Рубин при этом имени присвистнул. Юренев ухмыльнулся и губами по-старчески пожевал, вспоминая что-то.

– И Грабарь собирает себе команду. Из них кто-то даже в Италию смотался, чтобы технологию изучить. Ведь мало копию изготовить неотличимую, мало, что на старом соответствующем холсте – еще ведь живопись состарить надо. Специальная термическая и прочая обработка нужны. Словом, это настоящая фабричная технология. Но условия им все создали. Гениальный копиист у них там был – художник Яковлев, собственный свой дар загубивший на этом деле. И еще там было несколько человек.

– И никто не отказался? – быстро спросил Рубин.

Юренев замолк, словно споткнулся.

– Хороший вопрос, – медленно сказал он. – Вы молодец. Только теперь вообразите сами: время для художников смутное, самое-самое начало тридцатых. Перспектива – еще поганей. А тут работа, заработок, интересно, да еще игра некая, все мы немного дети. И ведь по-крупной надувательство, историческое, чем не игра? И для собственной страны, заметьте, – я уверен, что на демагогию не скупились. Словом, причин хватало, чтобы обеими руками ухватиться. А один – я точно знаю – отказался. И как раз те доводы привел, что вам сейчас пришли в голову, иначе вы б не задали такой вопрос. О чести художника и о достоинстве человеческом. Бруни отказался, был такой. Неудачник по жизни, все у него что-то не клеилось. Из отменнейшего старинного рода человек. Так что, возможно, и наследственность сказалась. Умирали тогда эти понятия очень быстро. Нынче уж и вовсе умерли. Без кислорода задохнулись. Отчего мы и живем в такой клоаке.

Рубин жадно слушал и молчал.

– Дальше работать начали, – оживился Юренев – Тут уже азарт играл.
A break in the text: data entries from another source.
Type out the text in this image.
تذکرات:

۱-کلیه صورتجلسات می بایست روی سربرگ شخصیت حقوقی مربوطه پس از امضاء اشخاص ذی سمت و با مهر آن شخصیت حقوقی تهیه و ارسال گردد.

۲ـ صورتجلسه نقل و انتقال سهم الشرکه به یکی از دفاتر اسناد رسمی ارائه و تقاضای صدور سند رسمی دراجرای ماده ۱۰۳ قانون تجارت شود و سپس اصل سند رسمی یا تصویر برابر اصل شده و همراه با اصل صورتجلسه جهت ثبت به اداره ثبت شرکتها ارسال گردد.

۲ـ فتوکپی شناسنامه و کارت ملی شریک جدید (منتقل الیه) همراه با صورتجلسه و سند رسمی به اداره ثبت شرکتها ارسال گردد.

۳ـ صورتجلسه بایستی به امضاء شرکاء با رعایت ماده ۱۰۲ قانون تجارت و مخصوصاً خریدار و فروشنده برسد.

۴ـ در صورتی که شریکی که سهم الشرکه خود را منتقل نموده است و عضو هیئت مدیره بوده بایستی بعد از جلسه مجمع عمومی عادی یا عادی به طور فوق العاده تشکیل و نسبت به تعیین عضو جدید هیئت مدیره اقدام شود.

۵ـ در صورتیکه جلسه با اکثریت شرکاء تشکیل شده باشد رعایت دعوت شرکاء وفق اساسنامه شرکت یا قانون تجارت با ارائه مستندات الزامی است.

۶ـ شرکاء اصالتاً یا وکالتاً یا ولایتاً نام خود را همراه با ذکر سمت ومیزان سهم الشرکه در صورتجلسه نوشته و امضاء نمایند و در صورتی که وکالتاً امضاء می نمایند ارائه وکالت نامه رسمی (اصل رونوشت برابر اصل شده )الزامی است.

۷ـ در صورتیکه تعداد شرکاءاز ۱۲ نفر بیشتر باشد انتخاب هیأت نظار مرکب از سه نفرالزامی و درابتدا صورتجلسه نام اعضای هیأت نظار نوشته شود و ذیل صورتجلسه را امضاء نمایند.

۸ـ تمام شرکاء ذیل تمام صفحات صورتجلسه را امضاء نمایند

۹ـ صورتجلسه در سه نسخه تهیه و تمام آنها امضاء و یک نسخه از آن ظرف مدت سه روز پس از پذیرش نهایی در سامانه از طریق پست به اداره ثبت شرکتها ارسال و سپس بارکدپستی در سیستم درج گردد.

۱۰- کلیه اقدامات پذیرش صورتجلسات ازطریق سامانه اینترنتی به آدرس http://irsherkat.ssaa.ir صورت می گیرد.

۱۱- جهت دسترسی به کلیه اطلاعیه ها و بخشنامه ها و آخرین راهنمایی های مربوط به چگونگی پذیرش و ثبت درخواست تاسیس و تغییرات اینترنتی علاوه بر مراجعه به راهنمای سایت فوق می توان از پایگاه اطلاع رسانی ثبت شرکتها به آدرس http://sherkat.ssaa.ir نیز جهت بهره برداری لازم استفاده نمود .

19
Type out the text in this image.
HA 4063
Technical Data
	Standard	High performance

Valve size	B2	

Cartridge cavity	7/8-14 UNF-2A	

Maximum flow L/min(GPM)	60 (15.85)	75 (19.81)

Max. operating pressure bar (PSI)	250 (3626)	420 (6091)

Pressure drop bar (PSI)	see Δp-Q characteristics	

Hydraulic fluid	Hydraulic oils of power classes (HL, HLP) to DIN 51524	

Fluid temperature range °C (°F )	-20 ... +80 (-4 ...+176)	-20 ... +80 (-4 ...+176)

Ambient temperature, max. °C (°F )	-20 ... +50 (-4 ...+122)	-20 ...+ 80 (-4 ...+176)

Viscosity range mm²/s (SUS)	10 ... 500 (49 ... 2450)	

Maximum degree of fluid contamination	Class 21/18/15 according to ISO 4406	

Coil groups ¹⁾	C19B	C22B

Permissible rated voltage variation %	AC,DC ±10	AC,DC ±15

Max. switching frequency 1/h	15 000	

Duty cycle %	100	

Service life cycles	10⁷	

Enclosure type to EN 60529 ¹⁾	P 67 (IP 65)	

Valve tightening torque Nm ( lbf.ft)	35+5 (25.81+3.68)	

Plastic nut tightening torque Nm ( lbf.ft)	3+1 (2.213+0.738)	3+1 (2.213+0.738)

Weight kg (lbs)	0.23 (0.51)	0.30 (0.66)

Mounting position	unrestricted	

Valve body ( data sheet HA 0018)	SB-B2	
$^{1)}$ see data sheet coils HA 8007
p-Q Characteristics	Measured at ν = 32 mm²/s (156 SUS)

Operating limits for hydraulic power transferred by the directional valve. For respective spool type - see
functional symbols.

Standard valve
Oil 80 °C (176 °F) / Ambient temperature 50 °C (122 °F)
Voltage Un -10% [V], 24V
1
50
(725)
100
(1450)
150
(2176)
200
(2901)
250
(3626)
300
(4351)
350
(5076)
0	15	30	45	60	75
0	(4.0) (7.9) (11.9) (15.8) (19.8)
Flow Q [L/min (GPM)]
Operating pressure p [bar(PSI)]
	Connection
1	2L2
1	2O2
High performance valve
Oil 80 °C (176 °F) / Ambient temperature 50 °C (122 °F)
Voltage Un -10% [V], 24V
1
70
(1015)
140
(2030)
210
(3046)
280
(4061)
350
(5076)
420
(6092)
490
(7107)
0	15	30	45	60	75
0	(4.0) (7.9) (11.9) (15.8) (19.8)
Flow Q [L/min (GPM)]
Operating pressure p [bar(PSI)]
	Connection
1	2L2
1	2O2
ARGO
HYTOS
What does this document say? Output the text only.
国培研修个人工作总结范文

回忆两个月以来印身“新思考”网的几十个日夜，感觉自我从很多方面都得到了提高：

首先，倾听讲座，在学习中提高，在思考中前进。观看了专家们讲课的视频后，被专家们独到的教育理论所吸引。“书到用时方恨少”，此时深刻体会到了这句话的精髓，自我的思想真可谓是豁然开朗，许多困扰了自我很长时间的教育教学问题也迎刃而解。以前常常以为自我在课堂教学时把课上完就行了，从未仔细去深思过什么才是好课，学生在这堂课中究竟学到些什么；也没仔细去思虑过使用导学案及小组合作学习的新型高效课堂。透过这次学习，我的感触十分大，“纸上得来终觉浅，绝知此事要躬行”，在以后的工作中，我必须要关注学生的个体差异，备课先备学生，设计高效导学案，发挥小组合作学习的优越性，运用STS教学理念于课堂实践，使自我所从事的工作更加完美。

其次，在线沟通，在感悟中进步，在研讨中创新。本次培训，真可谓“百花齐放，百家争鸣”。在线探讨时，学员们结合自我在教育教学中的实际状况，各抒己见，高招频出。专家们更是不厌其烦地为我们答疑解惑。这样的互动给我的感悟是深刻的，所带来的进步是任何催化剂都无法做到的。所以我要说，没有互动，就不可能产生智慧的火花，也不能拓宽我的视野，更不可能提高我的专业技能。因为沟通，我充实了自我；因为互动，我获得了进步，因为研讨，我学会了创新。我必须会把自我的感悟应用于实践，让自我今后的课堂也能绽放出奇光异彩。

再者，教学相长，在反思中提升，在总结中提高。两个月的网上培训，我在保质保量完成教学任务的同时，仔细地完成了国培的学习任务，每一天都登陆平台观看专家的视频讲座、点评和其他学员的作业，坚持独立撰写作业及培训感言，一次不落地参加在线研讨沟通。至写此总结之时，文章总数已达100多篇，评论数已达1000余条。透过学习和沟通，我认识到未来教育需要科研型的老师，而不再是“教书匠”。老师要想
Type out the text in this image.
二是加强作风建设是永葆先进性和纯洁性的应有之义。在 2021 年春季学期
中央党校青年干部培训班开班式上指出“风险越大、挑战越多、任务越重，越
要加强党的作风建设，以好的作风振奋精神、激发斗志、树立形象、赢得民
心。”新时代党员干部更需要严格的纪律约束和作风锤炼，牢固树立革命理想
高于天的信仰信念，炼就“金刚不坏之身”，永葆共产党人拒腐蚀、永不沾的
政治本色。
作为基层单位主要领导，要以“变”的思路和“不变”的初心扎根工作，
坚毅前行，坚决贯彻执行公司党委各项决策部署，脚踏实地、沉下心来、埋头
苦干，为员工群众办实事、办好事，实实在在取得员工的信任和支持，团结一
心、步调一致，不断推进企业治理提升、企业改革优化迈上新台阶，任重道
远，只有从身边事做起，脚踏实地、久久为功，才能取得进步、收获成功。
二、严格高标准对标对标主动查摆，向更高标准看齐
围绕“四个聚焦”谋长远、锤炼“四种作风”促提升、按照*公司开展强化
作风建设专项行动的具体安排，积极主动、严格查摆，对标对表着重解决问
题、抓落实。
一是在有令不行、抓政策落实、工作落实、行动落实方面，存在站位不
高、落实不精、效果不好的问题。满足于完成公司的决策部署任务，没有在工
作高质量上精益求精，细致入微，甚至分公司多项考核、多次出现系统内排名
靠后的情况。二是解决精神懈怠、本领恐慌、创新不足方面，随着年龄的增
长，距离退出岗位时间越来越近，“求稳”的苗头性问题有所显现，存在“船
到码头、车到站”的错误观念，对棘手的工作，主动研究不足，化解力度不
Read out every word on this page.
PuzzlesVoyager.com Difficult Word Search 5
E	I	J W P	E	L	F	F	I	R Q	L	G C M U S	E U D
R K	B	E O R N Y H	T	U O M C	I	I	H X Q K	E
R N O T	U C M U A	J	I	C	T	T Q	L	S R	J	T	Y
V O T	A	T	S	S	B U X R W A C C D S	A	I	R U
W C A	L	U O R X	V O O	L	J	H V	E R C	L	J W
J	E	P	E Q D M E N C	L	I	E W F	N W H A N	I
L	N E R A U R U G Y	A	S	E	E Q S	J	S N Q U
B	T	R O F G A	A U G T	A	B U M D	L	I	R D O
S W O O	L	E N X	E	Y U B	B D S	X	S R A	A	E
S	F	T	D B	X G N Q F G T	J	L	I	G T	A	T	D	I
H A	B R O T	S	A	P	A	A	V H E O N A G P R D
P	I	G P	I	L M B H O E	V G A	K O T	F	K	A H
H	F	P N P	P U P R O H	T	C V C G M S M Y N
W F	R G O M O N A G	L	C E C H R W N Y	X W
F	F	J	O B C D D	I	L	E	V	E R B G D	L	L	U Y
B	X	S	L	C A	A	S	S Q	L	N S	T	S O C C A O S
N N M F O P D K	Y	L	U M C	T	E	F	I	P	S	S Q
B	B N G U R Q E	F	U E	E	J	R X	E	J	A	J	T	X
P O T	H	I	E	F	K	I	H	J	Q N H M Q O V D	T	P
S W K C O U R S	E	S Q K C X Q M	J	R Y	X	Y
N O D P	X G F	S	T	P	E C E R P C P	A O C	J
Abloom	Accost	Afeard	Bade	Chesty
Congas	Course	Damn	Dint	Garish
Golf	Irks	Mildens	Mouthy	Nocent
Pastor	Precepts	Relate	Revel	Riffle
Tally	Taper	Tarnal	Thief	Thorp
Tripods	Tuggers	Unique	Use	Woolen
Итальянцев стали всевозможных малевать, испанских старых мастеров, малых голландцев, немцев именитых. Уж, конечно, Рембрандта и Дюрера не мазали, с умом выбирали, чуть пониже самых знаменитых. Но первоклассных, надо признать, накрашивали тоже. Хальса, например, если мне память не изменяет, – словом, замечательный был уровень. Знаете, я думаю, их Микоян или Грабарь еще и вот какой наживкой взяли: чем больше сделаем, тем больше в России подлинников останется. Это для настоящего художника сильная наживка. Согласитесь?

– Да, наживка убедительная, – охотно согласился Рубин. – Интересно только, почему на нее ваш этот Николай Бруни не клюнул. Или вот на такую, например: все равно ведь другие сделают, а я зато нуждаться не буду, семью прокормлю, ради детей.

Рубин еще не знал тогда, что через десять лет он будет вновь сидеть и раздумывать, почему Николай Бруни, теперь уже такой близкий и известный ему, не клюнул на десятки других наживок и петель, изобильно раскинутых его эпохой для полного уловления душ. Почему он не обманулся. Почему не продался. Почему не поддался страху. О многом еще предстояло гадать. Но это потом. Еще нескоро.

– Чистоплюй был! – с торжеством сказал Юренев. – Редкостная разновидность. Сегодня коллекционная. Он даже понять не смог бы современного типичного довода: не я, так другие. Ну и пускай другие!